Mombasa Tuk-Tuk Operators Give NTSA Seven-Day Ultimatum Over Instant Fines

Pressure Mounts on NTSA as Mombasa Tuk-Tuk Operators Threaten Countywide Strike Over ‘Punitive’ Instant Fines

Pressure is mounting on the National Transport and Safety Authority (NTSA) after tuk-tuk operators in Mombasa County issued a seven-day ultimatum, warning they will paralyse transport services unless what they describe as punitive regulations are withdrawn.

The operators, represented by the Boda Boda and Tuk Tuk Transport Cooperative Union of Kenya (BOTUK), have demanded that the county government intervene to halt the implementation of the NTSA Instant Fines Management System, arguing that the new enforcement regime is threatening the survival of thousands of small transport businesses.

Speaking on Sunday, July 6, BOTUK Secretary Morara Omanga said operators were prepared to stage a major demonstration by parking hundreds of tuk-tuks outside county government offices if their concerns were ignored.

“We will put transport activities in this county to a standstill and bring all our tuk-tuks to the county government offices so that you see how serious we are,” Omanga warned.

At the centre of the dispute is NTSA’s Instant Fines Management System, a digital enforcement platform designed to improve road safety by issuing instant penalties for traffic violations detected electronically.

However, operators argue that the system imposes a Ksh5,000 penalty for every recorded offence, creating an unbearable financial burden, particularly for owners managing multiple vehicles.

Omanga explained that an operator with five tuk-tuks could accumulate Ksh25,000 in penalties almost immediately if each vehicle is cited separately.

“If a tuk-tuk owner has five vehicles and each receives a Ksh5,000 fine, the cost becomes extremely expensive and makes it difficult to continue operating the business,” he said.

The union also expressed concern over what it describes as excessive surveillance through speed cameras installed across the county.
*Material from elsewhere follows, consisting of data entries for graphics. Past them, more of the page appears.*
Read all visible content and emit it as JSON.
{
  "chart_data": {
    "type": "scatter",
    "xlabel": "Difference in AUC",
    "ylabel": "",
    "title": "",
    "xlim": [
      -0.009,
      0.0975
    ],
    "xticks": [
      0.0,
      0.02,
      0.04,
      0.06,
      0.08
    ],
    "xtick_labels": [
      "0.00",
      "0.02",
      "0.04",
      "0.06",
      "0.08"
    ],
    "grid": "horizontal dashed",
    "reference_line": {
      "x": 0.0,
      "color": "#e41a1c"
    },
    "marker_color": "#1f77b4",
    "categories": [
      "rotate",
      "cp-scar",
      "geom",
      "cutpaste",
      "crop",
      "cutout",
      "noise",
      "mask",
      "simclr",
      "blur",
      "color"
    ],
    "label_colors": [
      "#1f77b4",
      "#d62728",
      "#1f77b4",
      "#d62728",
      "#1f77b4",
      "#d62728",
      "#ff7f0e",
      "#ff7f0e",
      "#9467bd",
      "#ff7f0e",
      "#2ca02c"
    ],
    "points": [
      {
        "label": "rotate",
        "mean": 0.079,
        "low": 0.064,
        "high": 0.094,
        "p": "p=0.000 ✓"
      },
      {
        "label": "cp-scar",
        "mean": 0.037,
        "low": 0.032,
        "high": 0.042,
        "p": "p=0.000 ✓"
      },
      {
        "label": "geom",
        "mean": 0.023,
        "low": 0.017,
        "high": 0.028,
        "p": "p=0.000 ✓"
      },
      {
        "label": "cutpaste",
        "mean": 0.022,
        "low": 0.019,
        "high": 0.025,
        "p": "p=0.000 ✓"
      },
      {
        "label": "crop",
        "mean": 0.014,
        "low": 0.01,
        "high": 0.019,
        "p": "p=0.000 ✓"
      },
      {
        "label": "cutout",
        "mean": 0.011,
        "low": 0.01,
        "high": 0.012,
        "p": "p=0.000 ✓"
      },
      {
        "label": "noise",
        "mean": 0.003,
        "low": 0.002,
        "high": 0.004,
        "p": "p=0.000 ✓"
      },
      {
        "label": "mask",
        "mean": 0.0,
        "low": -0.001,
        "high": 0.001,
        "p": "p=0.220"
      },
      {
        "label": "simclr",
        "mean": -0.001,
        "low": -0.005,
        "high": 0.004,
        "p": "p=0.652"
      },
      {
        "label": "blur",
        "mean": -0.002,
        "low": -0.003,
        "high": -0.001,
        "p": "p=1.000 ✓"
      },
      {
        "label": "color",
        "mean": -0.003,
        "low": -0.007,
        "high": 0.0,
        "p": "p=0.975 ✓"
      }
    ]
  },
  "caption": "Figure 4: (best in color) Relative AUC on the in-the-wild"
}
According to the operators, the cameras repeatedly capture images of their vehicles throughout the day, raising fears over how the collected data could be used by both NTSA and county authorities.

In addition to the fines, the operators say they are struggling with high operational costs, including parking charges of Ksh5,000 per vehicle, which they argue have further squeezed already thin profit margins.

BOTUK further accused county officials of excluding operators from consultations before introducing measures that directly affect their businesses and livelihoods.

The dispute has also taken a legal dimension. The union claims that despite a court order issued on June 30 suspending the implementation of the disputed fines, some officials have continued demanding payment, creating confusion and frustration among operators.

Beyond the financial implications, the union warned that rising compliance and registration costs could have wider social consequences by locking young people out of employment opportunities.

“The new registration costs for tuk-tuks are also expensive. This situation could force many Mombasa youths back into crime because they will lose their source of income, and that is something we do not want,” the union said.

The latest standoff threatens to disrupt transport services in Kenya’s second-largest city if negotiations fail within the seven-day deadline. Thousands of commuters rely on tuk-tuks every day for short-distance travel, making the sector a critical part of Mombasa’s public transport network.

Neither NTSA nor the Mombasa County Government had publicly responded to the operators’ demands at the time of publication.